I feel for my hips, truly. They’ve birthed three children, endured ten, then 20, then 30 or so extra pounds over the years. They’re borderline arthritic. But I want to run a half marathon, damn it. (There’s good schwagg to be had at those events: cool water bottles, gift bags, fitted T’s.) And after that? There’s one in Scottsdale I want to run even more. So to my aching girls down there I have this to say, “Suck it up ladies. You want less impact? Then tell that lazy-ass metabolism to pick it up and work harder. That way there will be a bit less of us all around and we’ll all look better and feel better.” What I didn’t tell my hips was the other day when we all agreed to bump up our mileage to six miles? Totally ran eight instead. I’m sneaky like that.
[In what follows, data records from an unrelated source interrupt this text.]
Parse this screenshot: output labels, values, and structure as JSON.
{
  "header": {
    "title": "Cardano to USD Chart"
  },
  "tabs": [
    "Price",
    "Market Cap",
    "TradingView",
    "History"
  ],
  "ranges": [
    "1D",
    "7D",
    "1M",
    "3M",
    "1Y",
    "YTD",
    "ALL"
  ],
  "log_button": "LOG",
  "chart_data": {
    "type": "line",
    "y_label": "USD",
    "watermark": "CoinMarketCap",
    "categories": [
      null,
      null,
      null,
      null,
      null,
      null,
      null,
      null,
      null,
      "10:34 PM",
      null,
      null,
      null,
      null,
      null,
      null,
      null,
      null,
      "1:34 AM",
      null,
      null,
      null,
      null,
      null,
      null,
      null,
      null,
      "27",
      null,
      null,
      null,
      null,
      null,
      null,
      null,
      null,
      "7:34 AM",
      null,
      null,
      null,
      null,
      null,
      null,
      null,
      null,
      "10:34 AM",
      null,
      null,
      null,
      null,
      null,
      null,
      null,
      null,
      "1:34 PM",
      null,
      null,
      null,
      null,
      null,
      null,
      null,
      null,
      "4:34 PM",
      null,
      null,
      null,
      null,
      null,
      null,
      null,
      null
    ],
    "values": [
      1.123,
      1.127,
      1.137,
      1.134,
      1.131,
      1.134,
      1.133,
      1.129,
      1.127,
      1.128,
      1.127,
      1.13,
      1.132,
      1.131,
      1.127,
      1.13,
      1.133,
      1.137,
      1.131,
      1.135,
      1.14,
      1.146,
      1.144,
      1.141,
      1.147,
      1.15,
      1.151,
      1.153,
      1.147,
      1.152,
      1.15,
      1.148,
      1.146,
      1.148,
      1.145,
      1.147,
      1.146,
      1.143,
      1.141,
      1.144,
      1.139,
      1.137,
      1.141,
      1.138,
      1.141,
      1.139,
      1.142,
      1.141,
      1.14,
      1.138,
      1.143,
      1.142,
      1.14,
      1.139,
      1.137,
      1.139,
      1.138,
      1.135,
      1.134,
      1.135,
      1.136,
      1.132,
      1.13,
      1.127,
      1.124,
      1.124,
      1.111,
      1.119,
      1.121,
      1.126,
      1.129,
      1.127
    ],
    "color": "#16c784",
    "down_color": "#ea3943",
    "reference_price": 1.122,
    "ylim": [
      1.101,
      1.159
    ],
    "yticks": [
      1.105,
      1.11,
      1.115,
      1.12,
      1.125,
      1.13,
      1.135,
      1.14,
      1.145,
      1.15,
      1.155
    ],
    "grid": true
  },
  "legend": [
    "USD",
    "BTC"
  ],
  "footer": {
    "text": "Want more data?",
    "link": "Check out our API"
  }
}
Tonight was the cross training part of my schedule. I had planned on a fabulous bike ride consisting of many hills. Unfortunately I did not know that Loren had “borrowed” my bike and not told me where he had left it. After calling him nearly 2,000 miles away, ripping him a new one and then retrieving my bike I just didn’t have it in me to ride those hills. Instead I stood out on the back porch and enjoyed the view. We are not often privy to colorful sunsets here in the Rocky Mountains, but tonight there must be a fire somewhere because the horizon was simply divine.